WHITE HOUSE TAKING NOTICE OF FINACIAL ADVISORS COSTING WORKERS BILLIONS IN RETIREMENT SAVINGS
A top economic adviser under President Obama is calling for stricter rules on Wall Street after finding some bad broker practices costing investors $8 billion to $17 billion a year.
Chairman of President Obama’s Council of Economic Advisers, Jason Furman, found research showing some broker practices, such as boosting commissions with excessive trading, is costing investors billions. The White House is considering tighter oversight of brokers who handle retirement accounts.
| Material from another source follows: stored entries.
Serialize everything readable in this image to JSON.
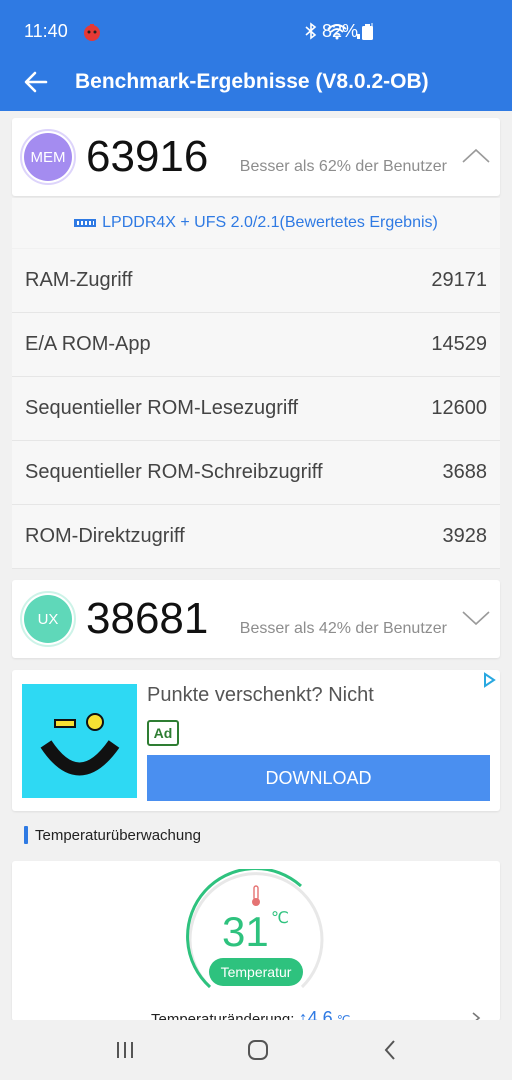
{
  "status_bar": {
    "time": "11:40",
    "battery": "82%"
  },
  "app_bar": {
    "title": "Benchmark-Ergebnisse (V8.0.2-OB)"
  },
  "mem": {
    "badge": "MEM",
    "score": "63916",
    "better_than": "Besser als 62% der Benutzer",
    "color": "#a48cf0",
    "memory_type": "LPDDR4X + UFS 2.0/2.1(Bewertetes Ergebnis)",
    "rows": [
      {
        "label": "RAM-Zugriff",
        "value": "29171"
      },
      {
        "label": "E/A ROM-App",
        "value": "14529"
      },
      {
        "label": "Sequentieller ROM-Lesezugriff",
        "value": "12600"
      },
      {
        "label": "Sequentieller ROM-Schreibzugriff",
        "value": "3688"
      },
      {
        "label": "ROM-Direktzugriff",
        "value": "3928"
      }
    ]
  },
  "ux": {
    "badge": "UX",
    "score": "38681",
    "better_than": "Besser als 42% der Benutzer",
    "color": "#5fd8b9"
  },
  "ad": {
    "title": "Punkte verschenkt? Nicht",
    "badge": "Ad",
    "button": "DOWNLOAD"
  },
  "temperature": {
    "section_title": "Temperaturüberwachung",
    "value": "31",
    "unit": "℃",
    "label": "Temperatur",
    "change_label": "Temperaturänderung:",
    "change_value": "↑4.6",
    "change_unit": "℃"
  },
  "colors": {
    "primary": "#2f7ae3",
    "accent_green": "#2ec27e"
  }
}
In a Jan. 13th memo, drafted by Furman to the White House, calls for a Labor Department regulation that would impose a fiduciary duty on brokers handling retirement accounts, requiring them to act in their clients’ best interest. Under current procedures, brokers are held to a ‘suitability’ standard, meaning they must sensibly believe their recommendation is right for a customer.
Over the past four years or so, Wall Street has been lobbying against the Labor rule. Firms such as, Morgan Stanley and Bank of America Corp. have been leading the charge. Arguing that costlier regulations would take away options for smaller investors, who would lose access to advice as well as investment choices.
The Labor Department’s official proposal could come as soon as this month. It is important to note that this draft rule will not ban sales commissions and will require brokers to guard against conflicts and avoid “certain self-dealing transactions”.